Further, in a case where the dummy wafer is used in a wafer processing unit to which energy beams such as plasma, ion beam, electron shower or the like are irradiated as in a process of manufacturing the semiconductor device, it is not possible to use a material of which constituent element is separated by the energy beams such as plasma or the like and is mixed to the wafer so as to exert a bad influence onto the wafer in view of purity thereof.
As described hereinbefore, as the integration degree of the semiconductor integrated circuit and a pixel number of the liquid crystal display device are increased, an influence of the particles (fine grains) that are generated by rubbing and sliding of the semiconductor products at the sliding portion of the semiconductor equipment has become remarkable. Therefore, as a material for constituting the dummy wafer, it is not possible to use a material, which generates the particles by contacting to a transfer part.
As explained above, there has been also posed a requirement for the material constituting the dummy wafer so as not to exert the bad influence on a quality of the wafer, so that a suitable material having both chemical resistance and durability has been sought in these days.
On the other hand, there is also a case where a dummy wafer composed of SiC and comprising a film formed by CVD method or a dummy wafer composed of glassy carbon are used in place of the conventional dummy wafer composed of silicon. However, Sic and the glassy carbon are poor in workability and expensive materials. In addition, in a case where these materials are used, it is difficult to obtain a wafer having a large diameter of 12-inch class and a large surface area.
For example, when a dummy wafer composed of a material different from silicon was used, the following problems were posed. That is, it was impossible to perform a detecting operation for detecting a position of the dummy wafer by means of a position sensor, the detecting operation being required in quality control step and an evaluation process. In addition, there existed a problem such that it was extremely difficult to provide a dummy wafer, which can be used in a stable state under a vacuum condition.

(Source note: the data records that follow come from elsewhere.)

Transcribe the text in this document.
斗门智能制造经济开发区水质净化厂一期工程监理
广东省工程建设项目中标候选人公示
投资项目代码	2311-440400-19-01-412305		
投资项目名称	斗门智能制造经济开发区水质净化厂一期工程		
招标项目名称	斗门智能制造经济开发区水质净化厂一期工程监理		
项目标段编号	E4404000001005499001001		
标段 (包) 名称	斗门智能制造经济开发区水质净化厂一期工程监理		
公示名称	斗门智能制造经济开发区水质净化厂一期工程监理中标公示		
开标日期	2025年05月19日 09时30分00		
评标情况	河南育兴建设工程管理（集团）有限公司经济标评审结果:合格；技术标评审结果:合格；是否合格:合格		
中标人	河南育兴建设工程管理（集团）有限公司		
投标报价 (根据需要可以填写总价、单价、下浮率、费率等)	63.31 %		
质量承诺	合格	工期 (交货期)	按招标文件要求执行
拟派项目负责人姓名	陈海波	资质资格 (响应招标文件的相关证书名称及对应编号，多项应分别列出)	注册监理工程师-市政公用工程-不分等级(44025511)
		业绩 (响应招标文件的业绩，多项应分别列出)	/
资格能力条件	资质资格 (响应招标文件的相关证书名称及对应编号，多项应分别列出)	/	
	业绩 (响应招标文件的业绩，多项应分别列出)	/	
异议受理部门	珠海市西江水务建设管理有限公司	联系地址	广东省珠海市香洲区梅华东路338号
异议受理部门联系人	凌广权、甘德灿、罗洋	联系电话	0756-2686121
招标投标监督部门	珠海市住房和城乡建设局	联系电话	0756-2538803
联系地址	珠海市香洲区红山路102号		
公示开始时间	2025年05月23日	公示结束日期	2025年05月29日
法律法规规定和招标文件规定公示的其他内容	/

On the other hand, according to the member in which a pure amorphous carbon film composed of only pure amorphous carbon is formed on a surface of a wafer base material, although the member (dummy wafer) was excellent in low-friction coefficient and wear resistance, if the film thickness was increased so as to secure sufficient chemical resistance and durability in view of the severe operating conditions, an internal stress of the coated film was greatly increased, whereby the flaking exfoliation was liable to occur. Therefore, there was also posed a problem that an applicable usage of the member was disadvantageously limited to a narrow range.